Why This is Important
Vocabulary is the child’s’ knowledge of and memory for word meanings. A strong vocabulary improves all areas of communication— listening, speaking, reading, and writing.
Goals for Strong Readers
- Learn and use new words through various activities.
- Build a large receptive vocabulary (words children understand while reading or listening).
- Enhance expressive vocabulary (words children know well enough to use in speaking and writing).
Watch a favorite movies and/or television shows with your child with a focus on listening for big words to start using at home. Add these words into your everyday conversations with your child. Example: Do you remember how in Power Rangers they morphed, and that meant they changed into superheroes? Can you morph into your school clothes?
More Activities and Games
Use the Fry Sight Word List to get a list of vocabulary words to use with the Vocabulary Hot Potato and Vocabulary Checkers activities.
Call out a new or difficult word. Play music while passing the ball or another soft toy.

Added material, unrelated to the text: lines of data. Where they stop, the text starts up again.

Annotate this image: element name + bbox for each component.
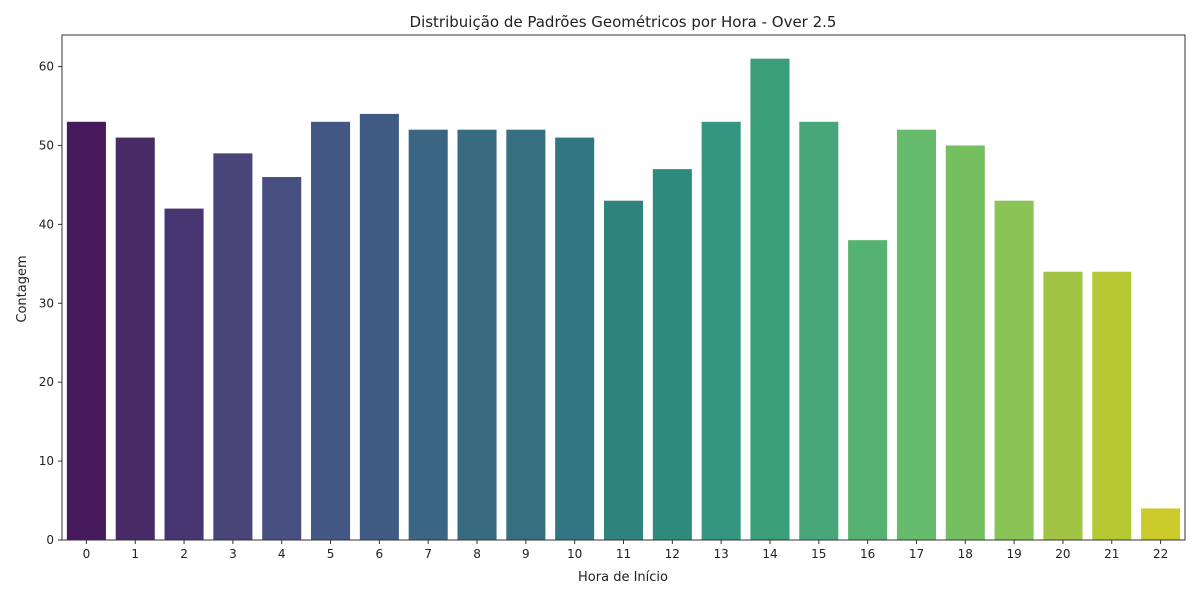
- bar-hour-5: [311, 121, 351, 541]
- bar-hour-9: [506, 129, 546, 540]
- x-tick-label: 6: [376, 547, 384, 561]
- x-tick-label: 0: [83, 547, 91, 561]
- bar-hour-4: [262, 177, 302, 540]
- x-tick-label: 4: [278, 547, 286, 561]
- y-tick-label: 40: [39, 217, 54, 231]
- bar-hour-0: [66, 121, 106, 541]
- bar-hour-10: [555, 137, 595, 540]
- x-tick-label: 5: [327, 547, 335, 561]
- bar-hour-3: [213, 153, 253, 541]
- y-tick-label: 60: [39, 60, 54, 74]
- y-tick-label: 50: [39, 138, 54, 152]
- bar-hour-6: [359, 113, 399, 540]
- x-tick-label: 17: [909, 547, 924, 561]
- x-tick-label: 21: [1104, 547, 1119, 561]
- chart-title: Distribuição de Padrões Geométricos por …: [410, 13, 837, 31]
- x-tick-label: 22: [1153, 547, 1168, 561]
- y-axis-ticks: 0 10 20 30 40 50 60: [39, 60, 62, 547]
- bars-group: [66, 58, 1181, 541]
- x-tick-label: 19: [1006, 547, 1021, 561]
- bar-hour-20: [1043, 271, 1083, 540]
- bar-hour-15: [799, 121, 839, 541]
- x-axis-label: Hora de Início: [578, 570, 668, 585]
- x-tick-label: 3: [229, 547, 237, 561]
- bar-hour-11: [603, 200, 644, 540]
- x-tick-label: 11: [616, 547, 631, 561]
- x-tick-label: 18: [958, 547, 973, 561]
- bar-hour-1: [115, 137, 155, 540]
- x-tick-label: 15: [811, 547, 826, 561]
- x-tick-label: 1: [131, 547, 139, 561]
- y-tick-label: 10: [39, 454, 54, 468]
- bar-hour-21: [1092, 271, 1132, 540]
- bar-hour-14: [750, 58, 790, 541]
- bar-hour-19: [994, 200, 1034, 540]
- bar-hour-12: [652, 169, 692, 540]
- y-tick-label: 30: [39, 296, 54, 310]
- x-axis-ticks: 0 1 2 3 4 5 6 7 8 9 10 11 12 13 14 15 16 17 18 19 20 21 22: [83, 540, 1168, 561]
- x-tick-label: 20: [1055, 547, 1070, 561]
- bar-hour-16: [848, 240, 888, 540]
- bar-hour-22: [1141, 508, 1181, 540]
- y-tick-label: 20: [39, 375, 54, 389]
- bar-hour-7: [408, 129, 448, 540]
- x-tick-label: 14: [762, 547, 777, 561]
- x-tick-label: 12: [665, 547, 680, 561]
- x-tick-label: 10: [567, 547, 582, 561]
- bar-hour-2: [164, 208, 204, 540]
- x-tick-label: 7: [424, 547, 432, 561]
- y-axis-label: Contagem: [15, 255, 30, 322]
- x-tick-label: 16: [860, 547, 875, 561]
- bar-hour-18: [945, 145, 985, 540]
- x-tick-label: 2: [180, 547, 188, 561]
- plot-frame: [61, 34, 1186, 541]
- bar-hour-8: [457, 129, 497, 540]
- bar-hour-17: [896, 129, 936, 540]
- x-tick-label: 13: [714, 547, 729, 561]
- bar-hour-13: [701, 121, 741, 541]
- x-tick-label: 9: [522, 547, 530, 561]
- y-tick-label: 0: [46, 533, 54, 547]
- x-tick-label: 8: [473, 547, 481, 561]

Stop the music and have child holding the ball give a definition or example of the new word.
Write vocabulary words on sticky notes or small pieces of paper. Place the words on a checkerboard. Play checkers together. Give the definition of a word when you land on it. Use the word in a sentence to claim it.
Choose an ingredient from your kitchen cabinet or refrigerator. Brainstorm as many words as you can to describe what the item looks like, feels like, tastes like, and sounds like. Discuss recipes that use this ingredient.